Investigation of the Aerodynamic & Aeroacoustic Performance of Cross-flow Fans

D3 - Fan Performance (i)

For the air conditioner industry, cross flow fan (CFF) design is important to assure an efficient heat transfer from the heat exchanger and also to reduce the overall sound pressure level of the indoor air-conditioning unit. Theoretical and experimental studies about cross flow fans (CFF) are scarce in the literature, especially the ones where numerical or analytical calculations are validated with experimental measurements.
Air flow and noise generation mechanisms in a CFF are fundamentally different than axial or centrifugal fans. Air flows across the blades of a CFF, which causes that both ends of blades switch from leading to trailing edge throughout one rotation. The flow structure inside the fan consists of two regions: the through-flow region and the eccentric vortex region.

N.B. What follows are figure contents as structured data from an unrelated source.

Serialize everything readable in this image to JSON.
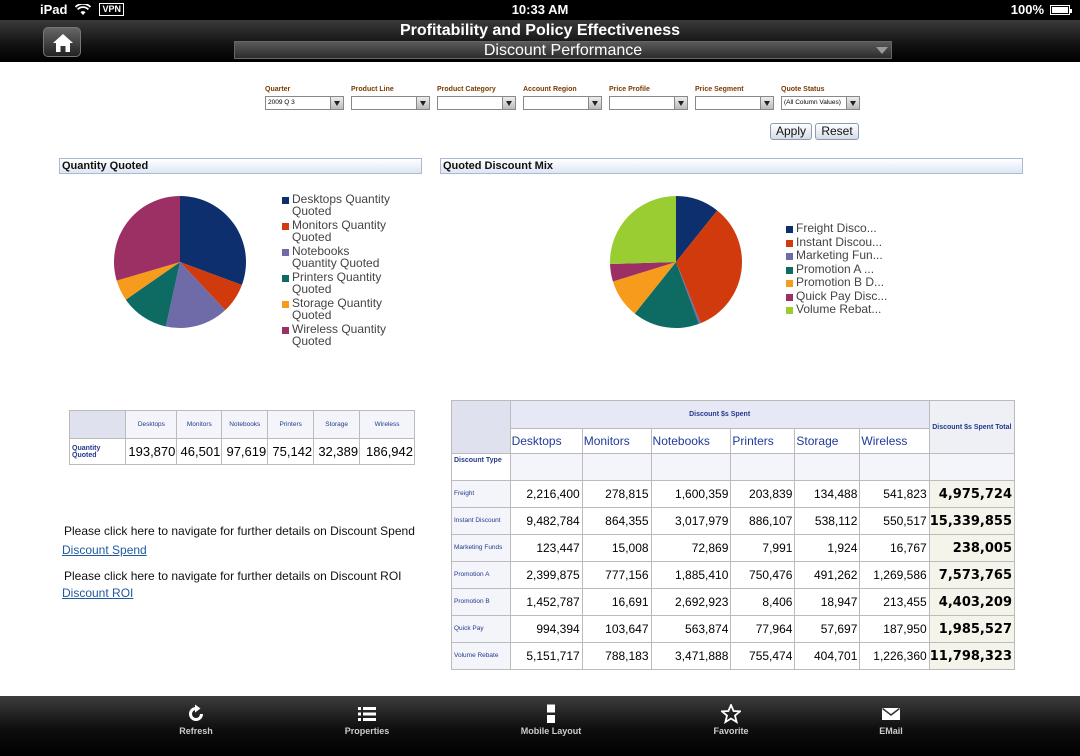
{
  "status": {
    "device": "iPad",
    "vpn": "VPN",
    "time": "10:33 AM",
    "battery": "100%"
  },
  "header": {
    "title": "Profitability and Policy Effectiveness",
    "page": "Discount Performance"
  },
  "filters": [
    {
      "label": "Quarter",
      "value": "2009 Q 3"
    },
    {
      "label": "Product Line",
      "value": ""
    },
    {
      "label": "Product Category",
      "value": ""
    },
    {
      "label": "Account Region",
      "value": ""
    },
    {
      "label": "Price Profile",
      "value": ""
    },
    {
      "label": "Price Segment",
      "value": ""
    },
    {
      "label": "Quote Status",
      "value": "(All Column Values)"
    }
  ],
  "buttons": {
    "apply": "Apply",
    "reset": "Reset"
  },
  "panels": {
    "quantity": "Quantity Quoted",
    "mix": "Quoted Discount Mix"
  },
  "chart_data": [
    {
      "type": "pie",
      "title": "Quantity Quoted",
      "categories": [
        "Desktops Quantity Quoted",
        "Monitors Quantity Quoted",
        "Notebooks Quantity Quoted",
        "Printers Quantity Quoted",
        "Storage Quantity Quoted",
        "Wireless Quantity Quoted"
      ],
      "values": [
        193870,
        46501,
        97619,
        75142,
        32389,
        186942
      ],
      "colors": [
        "#0d2f6e",
        "#d03a0c",
        "#6f6aa8",
        "#0e6b64",
        "#f79b1c",
        "#9c2f63"
      ],
      "legend": "right"
    },
    {
      "type": "pie",
      "title": "Quoted Discount Mix",
      "categories": [
        "Freight Disco...",
        "Instant Discou...",
        "Marketing Fun...",
        "Promotion A ...",
        "Promotion B D...",
        "Quick Pay Disc...",
        "Volume Rebat..."
      ],
      "values": [
        4975724,
        15339855,
        238005,
        7573765,
        4403209,
        1985527,
        11798323
      ],
      "colors": [
        "#0d2f6e",
        "#d03a0c",
        "#6f6aa8",
        "#0e6b64",
        "#f79b1c",
        "#9c2f63",
        "#9acd32"
      ],
      "legend": "right"
    }
  ],
  "qty_table": {
    "headers": [
      "Desktops",
      "Monitors",
      "Notebooks",
      "Printers",
      "Storage",
      "Wireless"
    ],
    "row_label": "Quantity Quoted",
    "values": [
      "193,870",
      "46,501",
      "97,619",
      "75,142",
      "32,389",
      "186,942"
    ]
  },
  "spend_table": {
    "group_header": "Discount $s Spent",
    "total_header": "Discount $s Spent Total",
    "row_header": "Discount Type",
    "columns": [
      "Desktops",
      "Monitors",
      "Notebooks",
      "Printers",
      "Storage",
      "Wireless"
    ],
    "rows": [
      {
        "label": "Freight",
        "values": [
          "2,216,400",
          "278,815",
          "1,600,359",
          "203,839",
          "134,488",
          "541,823"
        ],
        "total": "4,975,724"
      },
      {
        "label": "Instant Discount",
        "values": [
          "9,482,784",
          "864,355",
          "3,017,979",
          "886,107",
          "538,112",
          "550,517"
        ],
        "total": "15,339,855"
      },
      {
        "label": "Marketing Funds",
        "values": [
          "123,447",
          "15,008",
          "72,869",
          "7,991",
          "1,924",
          "16,767"
        ],
        "total": "238,005"
      },
      {
        "label": "Promotion A",
        "values": [
          "2,399,875",
          "777,156",
          "1,885,410",
          "750,476",
          "491,262",
          "1,269,586"
        ],
        "total": "7,573,765"
      },
      {
        "label": "Promotion B",
        "values": [
          "1,452,787",
          "16,691",
          "2,692,923",
          "8,406",
          "18,947",
          "213,455"
        ],
        "total": "4,403,209"
      },
      {
        "label": "Quick Pay",
        "values": [
          "994,394",
          "103,647",
          "563,874",
          "77,964",
          "57,697",
          "187,950"
        ],
        "total": "1,985,527"
      },
      {
        "label": "Volume Rebate",
        "values": [
          "5,151,717",
          "788,183",
          "3,471,888",
          "755,474",
          "404,701",
          "1,226,360"
        ],
        "total": "11,798,323"
      }
    ]
  },
  "links": {
    "spend_text": "Please click here to navigate for further details on Discount Spend",
    "spend_link": "Discount Spend",
    "roi_text": "Please click here to navigate for further details on Discount ROI",
    "roi_link": "Discount ROI"
  },
  "toolbar": {
    "refresh": "Refresh",
    "properties": "Properties",
    "mobile_layout": "Mobile Layout",
    "favorite": "Favorite",
    "email": "EMail"
  }
}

Efficiency of a CFF is fundamentally limited by the unavoidable recirculation flow within the impeller at all fan speeds.

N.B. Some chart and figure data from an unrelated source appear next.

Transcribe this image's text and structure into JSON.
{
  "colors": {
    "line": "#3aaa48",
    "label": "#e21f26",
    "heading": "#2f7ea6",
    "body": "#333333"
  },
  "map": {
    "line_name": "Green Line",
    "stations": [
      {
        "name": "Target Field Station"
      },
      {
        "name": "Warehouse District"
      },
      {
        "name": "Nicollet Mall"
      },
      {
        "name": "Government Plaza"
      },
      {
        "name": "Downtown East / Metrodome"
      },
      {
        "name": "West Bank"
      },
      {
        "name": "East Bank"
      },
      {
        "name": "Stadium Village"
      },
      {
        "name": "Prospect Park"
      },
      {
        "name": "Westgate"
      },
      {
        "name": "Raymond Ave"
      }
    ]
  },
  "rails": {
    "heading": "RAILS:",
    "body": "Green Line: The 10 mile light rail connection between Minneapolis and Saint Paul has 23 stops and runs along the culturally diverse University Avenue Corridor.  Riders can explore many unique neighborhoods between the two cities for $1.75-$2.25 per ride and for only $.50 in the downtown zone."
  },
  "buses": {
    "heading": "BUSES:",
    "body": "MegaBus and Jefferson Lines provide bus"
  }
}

Design of the impeller effects acoustic and aerodynamic performance of the CFF dramatically. Our studies show that impellers, having the same outer diameter and operating in the same casing with the same rotational speed, result in a large variation both in the aerodynamic and acoustic performance. In the measurements overall sound power level changed in a range of 56 to 59 dB(A) and the flow rate changed in a range of 640 to 710 m3/h. This flow rate difference can change the seasonal coefficient of performance (SCOP) up to 0.5, which can result in a quieter air-conditioning unit in a higher energy class.

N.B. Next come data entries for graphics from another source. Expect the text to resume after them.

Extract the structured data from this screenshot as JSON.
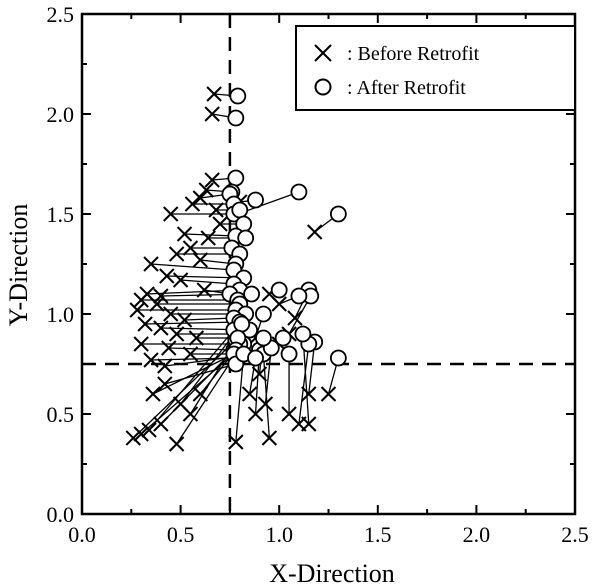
{
  "chart_data": {
    "type": "scatter",
    "title": "",
    "xlabel": "X-Direction",
    "ylabel": "Y-Direction",
    "xlim": [
      0.0,
      2.5
    ],
    "ylim": [
      0.0,
      2.5
    ],
    "xticks": [
      "0.0",
      "0.5",
      "1.0",
      "1.5",
      "2.0",
      "2.5"
    ],
    "yticks": [
      "0.0",
      "0.5",
      "1.0",
      "1.5",
      "2.0",
      "2.5"
    ],
    "grid": false,
    "legend_position": "top-right",
    "thresholds": {
      "x": 0.75,
      "y": 0.75,
      "style": "dashed"
    },
    "series": [
      {
        "name": ": Before Retrofit",
        "marker": "x"
      },
      {
        "name": ": After Retrofit",
        "marker": "o"
      }
    ],
    "pairs": [
      [
        0.67,
        2.1,
        0.79,
        2.09
      ],
      [
        0.66,
        2.0,
        0.78,
        1.98
      ],
      [
        0.66,
        1.67,
        0.78,
        1.68
      ],
      [
        0.63,
        1.62,
        0.76,
        1.61
      ],
      [
        0.6,
        1.58,
        0.75,
        1.6
      ],
      [
        0.56,
        1.55,
        0.77,
        1.55
      ],
      [
        0.45,
        1.5,
        0.77,
        1.5
      ],
      [
        0.68,
        1.52,
        0.8,
        1.52
      ],
      [
        0.79,
        1.5,
        1.1,
        1.61
      ],
      [
        0.8,
        1.56,
        0.88,
        1.57
      ],
      [
        1.18,
        1.41,
        1.3,
        1.5
      ],
      [
        0.7,
        1.45,
        0.82,
        1.45
      ],
      [
        0.52,
        1.4,
        0.78,
        1.39
      ],
      [
        0.64,
        1.38,
        0.83,
        1.38
      ],
      [
        0.55,
        1.33,
        0.76,
        1.33
      ],
      [
        0.48,
        1.3,
        0.8,
        1.3
      ],
      [
        0.6,
        1.27,
        0.78,
        1.25
      ],
      [
        0.35,
        1.25,
        0.77,
        1.22
      ],
      [
        0.43,
        1.19,
        0.82,
        1.18
      ],
      [
        0.5,
        1.17,
        0.77,
        1.15
      ],
      [
        0.33,
        1.1,
        0.8,
        1.12
      ],
      [
        0.4,
        1.09,
        0.86,
        1.1
      ],
      [
        0.62,
        1.12,
        0.75,
        1.1
      ],
      [
        0.3,
        1.07,
        0.79,
        1.07
      ],
      [
        0.38,
        1.05,
        0.8,
        1.05
      ],
      [
        0.28,
        1.02,
        0.78,
        1.02
      ],
      [
        0.45,
        1.0,
        0.83,
        1.0
      ],
      [
        0.52,
        0.97,
        0.77,
        0.98
      ],
      [
        0.32,
        0.95,
        0.8,
        0.96
      ],
      [
        0.4,
        0.93,
        0.85,
        0.92
      ],
      [
        0.48,
        0.9,
        0.78,
        0.9
      ],
      [
        0.58,
        0.88,
        0.79,
        0.88
      ],
      [
        0.3,
        0.85,
        0.82,
        0.85
      ],
      [
        0.44,
        0.83,
        0.77,
        0.82
      ],
      [
        0.55,
        0.8,
        0.8,
        0.8
      ],
      [
        0.35,
        0.77,
        0.78,
        0.78
      ],
      [
        0.42,
        0.74,
        0.8,
        0.79
      ],
      [
        0.26,
        0.38,
        0.78,
        0.87
      ],
      [
        0.3,
        0.4,
        0.79,
        0.82
      ],
      [
        0.34,
        0.42,
        0.77,
        0.92
      ],
      [
        0.4,
        0.45,
        0.8,
        0.85
      ],
      [
        0.48,
        0.35,
        0.78,
        0.8
      ],
      [
        0.5,
        0.55,
        0.81,
        0.95
      ],
      [
        0.55,
        0.5,
        0.79,
        0.88
      ],
      [
        0.6,
        0.6,
        0.78,
        0.82
      ],
      [
        0.36,
        0.6,
        0.77,
        0.8
      ],
      [
        0.42,
        0.65,
        0.78,
        0.75
      ],
      [
        1.08,
        0.98,
        1.15,
        1.12
      ],
      [
        1.05,
        0.9,
        1.16,
        1.09
      ],
      [
        1.0,
        1.05,
        1.1,
        1.09
      ],
      [
        0.95,
        1.1,
        1.0,
        1.12
      ],
      [
        1.25,
        0.6,
        1.3,
        0.78
      ],
      [
        1.15,
        0.6,
        1.18,
        0.86
      ],
      [
        1.1,
        0.45,
        1.15,
        0.85
      ],
      [
        1.15,
        0.45,
        1.12,
        0.9
      ],
      [
        0.88,
        0.5,
        0.9,
        0.82
      ],
      [
        0.95,
        0.38,
        0.92,
        0.8
      ],
      [
        0.78,
        0.36,
        0.82,
        0.8
      ],
      [
        0.93,
        0.55,
        0.96,
        0.83
      ],
      [
        1.05,
        0.5,
        1.05,
        0.8
      ],
      [
        0.85,
        0.6,
        0.88,
        0.78
      ],
      [
        1.0,
        0.85,
        1.02,
        0.88
      ],
      [
        0.9,
        0.7,
        0.92,
        0.88
      ],
      [
        0.88,
        0.88,
        0.92,
        1.0
      ]
    ]
  },
  "legend": {
    "before_label": ": Before Retrofit",
    "after_label": ": After Retrofit"
  },
  "axes": {
    "x_title": "X-Direction",
    "y_title": "Y-Direction"
  }
}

This study investigates the effect of the impeller design to the aerodynamic and aeroacoustic performance. The impeller is designed parametrically, where the effect of each parameter on noise generation and flow rate is tested via computational fluid dynamics. Results of the numerical simulations are evaluated to gain insight on the complex noise generation mechanisms and to design a CFF with high flow rate and low overall sound power level. Optimum geometries are produced via rapid prototyping. Their aerodynamic performance is measured via particle image velocimetry (PIV) and measurements in the psychrometric test chamber.